Chapter 4 | Exercise 4
The nouns shaving and descriptor have very similar frequencies in the Corpus of Contemporary American English (COCA), namely, 513 and 515. Do you think these words are equally entrenched? Measure their dispersion with the help of DPs on the basis of the frequencies in Table 4.1.
Spoken | Fiction | Academic | Press | |
---|---|---|---|---|
shaving | 25 | 175 | 40 | 273 |
descriptor | 6 | 7 | 462 | 40 |
Create two vectors, shaving
and descriptor
, with the counts displayed in Table 4.1.
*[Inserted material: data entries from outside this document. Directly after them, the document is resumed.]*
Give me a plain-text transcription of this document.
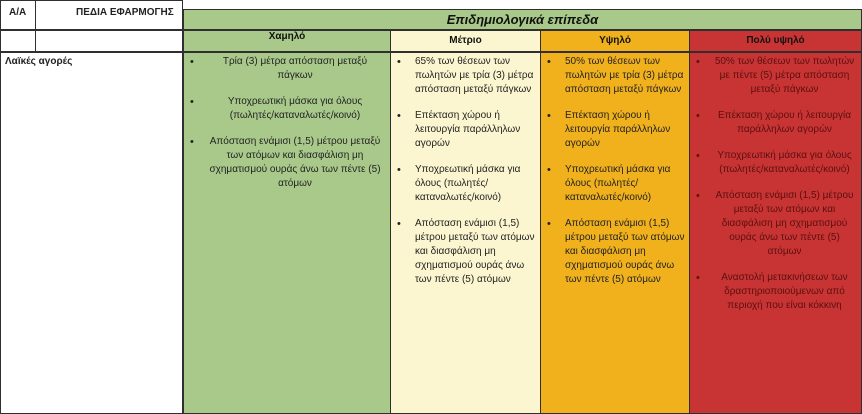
Α/Α	ΠΕΔΙΑ ΕΦΑΡΜΟΓΗΣ	Επιδημιολογικά επίπεδα
Χαμηλό	Μέτριο	Υψηλό	Πολύ υψηλό
Λαϊκές αγορές
•	Τρία (3) μέτρα απόσταση μεταξύ πάγκων
• Υποχρεωτική μάσκα για όλους (πωλητές/καταναλωτές/κοινό)
• Απόσταση ενάμισι (1,5) μέτρου μεταξύ των ατόμων και διασφάλιση μη σχηματισμού ουράς άνω των πέντε (5) ατόμων
• 65% των θέσεων των πωλητών με τρία (3) μέτρα απόσταση μεταξύ πάγκων
• Επέκταση χώρου ή λειτουργία παράλληλων αγορών
• Υποχρεωτική μάσκα για όλους (πωλητές/καταναλωτές/κοινό)
• Απόσταση ενάμισι (1,5) μέτρου μεταξύ των ατόμων και διασφάλιση μη σχηματισμού ουράς άνω των πέντε (5) ατόμων
• 50% των θέσεων των πωλητών με τρία (3) μέτρα απόσταση μεταξύ πάγκων
• Επέκταση χώρου ή λειτουργία παράλληλων αγορών
• Υποχρεωτική μάσκα για όλους (πωλητές/καταναλωτές/κοινό)
• Απόσταση ενάμισι (1,5) μέτρου μεταξύ των ατόμων και διασφάλιση μη σχηματισμού ουράς άνω των πέντε (5) ατόμων
• 50% των θέσεων των πωλητών με πέντε (5) μέτρα απόσταση μεταξύ πάγκων
• Επέκταση χώρου ή λειτουργία παράλληλων αγορών
• Υποχρεωτική μάσκα για όλους (πωλητές/καταναλωτές/κοινό)
• Απόσταση ενάμισι (1,5) μέτρου μεταξύ των ατόμων και διασφάλιση μη σχηματισμού ουράς άνω των πέντε (5) ατόμων
• Αναστολή μετακινήσεων των δραστηριοποιούμενων από περιοχή που είναι κόκκινη
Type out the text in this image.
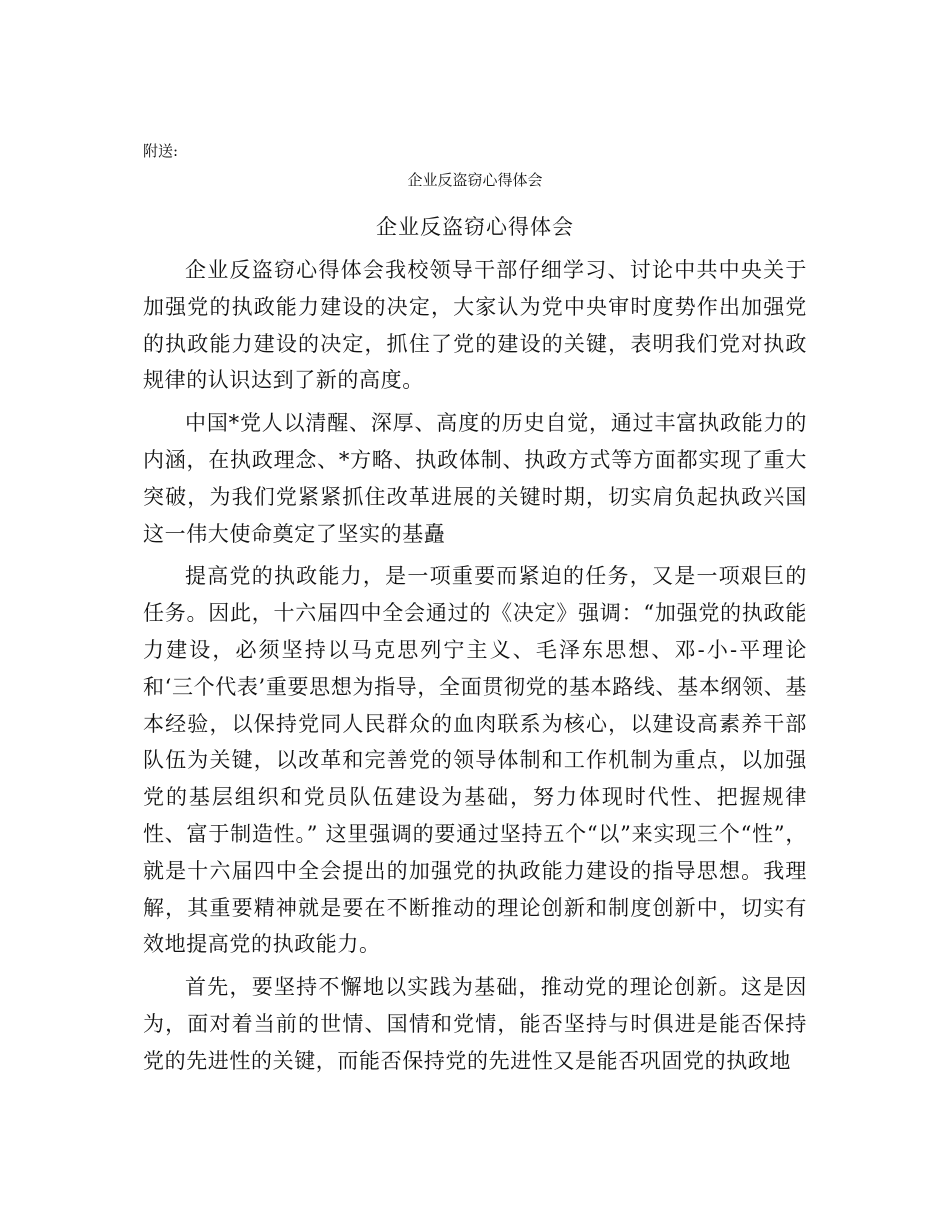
附送:
企业反盗窃心得体会
企业反盗窃心得体会

企业反盗窃心得体会我校领导干部仔细学习、讨论中共中央关于加强党的执政能力建设的决定，大家认为党中央审时度势作出加强党的执政能力建设的决定，抓住了党的建设的关键，表明我们党对执政规律的认识达到了新的高度。

中国*党人以清醒、深厚、高度的历史自觉，通过丰富执政能力的内涵，在执政理念、*方略、执政体制、执政方式等方面都实现了重大突破，为我们党紧紧抓住改革进展的关键时期，切实肩负起执政兴国这一伟大使命奠定了坚实的基矗

提高党的执政能力，是一项重要而紧迫的任务，又是一项艰巨的任务。因此，十六届四中全会通过的《决定》强调：“加强党的执政能力建设，必须坚持以马克思列宁主义、毛泽东思想、邓-小-平理论和‘三个代表’重要思想为指导，全面贯彻党的基本路线、基本纲领、基本经验，以保持党同人民群众的血肉联系为核心，以建设高素养干部队伍为关键，以改革和完善党的领导体制和工作机制为重点，以加强党的基层组织和党员队伍建设为基础，努力体现时代性、把握规律性、富于制造性。” 这里强调的要通过坚持五个“以”来实现三个“性”，就是十六届四中全会提出的加强党的执政能力建设的指导思想。我理解，其重要精神就是要在不断推动的理论创新和制度创新中，切实有效地提高党的执政能力。

首先，要坚持不懈地以实践为基础，推动党的理论创新。这是因为，面对着当前的世情、国情和党情，能否坚持与时俱进是能否保持党的先进性的关键，而能否保持党的先进性又是能否巩固党的执政地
Compute the DPs and normalized DPs using the expected proportions exp_prop
from the case study of colour terms in Section 4.3. Do the results meet your expectations?
Create two vectors with the corpus counts:
> shaving <- c(25, 175, 40, 273)
> descriptor <- c(6, 7, 462, 40)
To compute the DPs and normalized DPs, create the vectors with proportions of each word in the four registers:
> shaving_obs <- prop.table(shaving)
> shaving_obs
[1] 0.04873294 0.34113060 0.07797271 0.53216374
> descriptor_obs <- prop.table(descriptor)
> descriptor_obs
[1] 0.01165049 0.01359223 0.89708738 0.07766990
Next, compute simple DPs (see Section 4.3 on how to compute exp_prop):
> DP_shaving <- sum(abs(shaving_obs - exp_prop))/2
> DP_shaving
[1] 0.2750666
> DP_descriptor <- sum(abs(descriptor_obs - exp_prop))/2
> DP_descriptor
[1] 0.7008788
Finally, perform normalization:
> DP_shaving_norm <- DP_shaving/(1 - min(exp_prop))
> DP_shaving_norm
[1] 0.3415698
> DP_descriptor_norm <- DP_descriptor/(1 - min(exp_prop))
> DP_descriptor_norm
[1] 0.8703311
The noun descriptor has a much higher DP score than shaving, which means that it is less evenly distributed in different registers. Therefore, this word is less entrenched, in spite of the fact that the nouns have nearly equal corpus frequencies.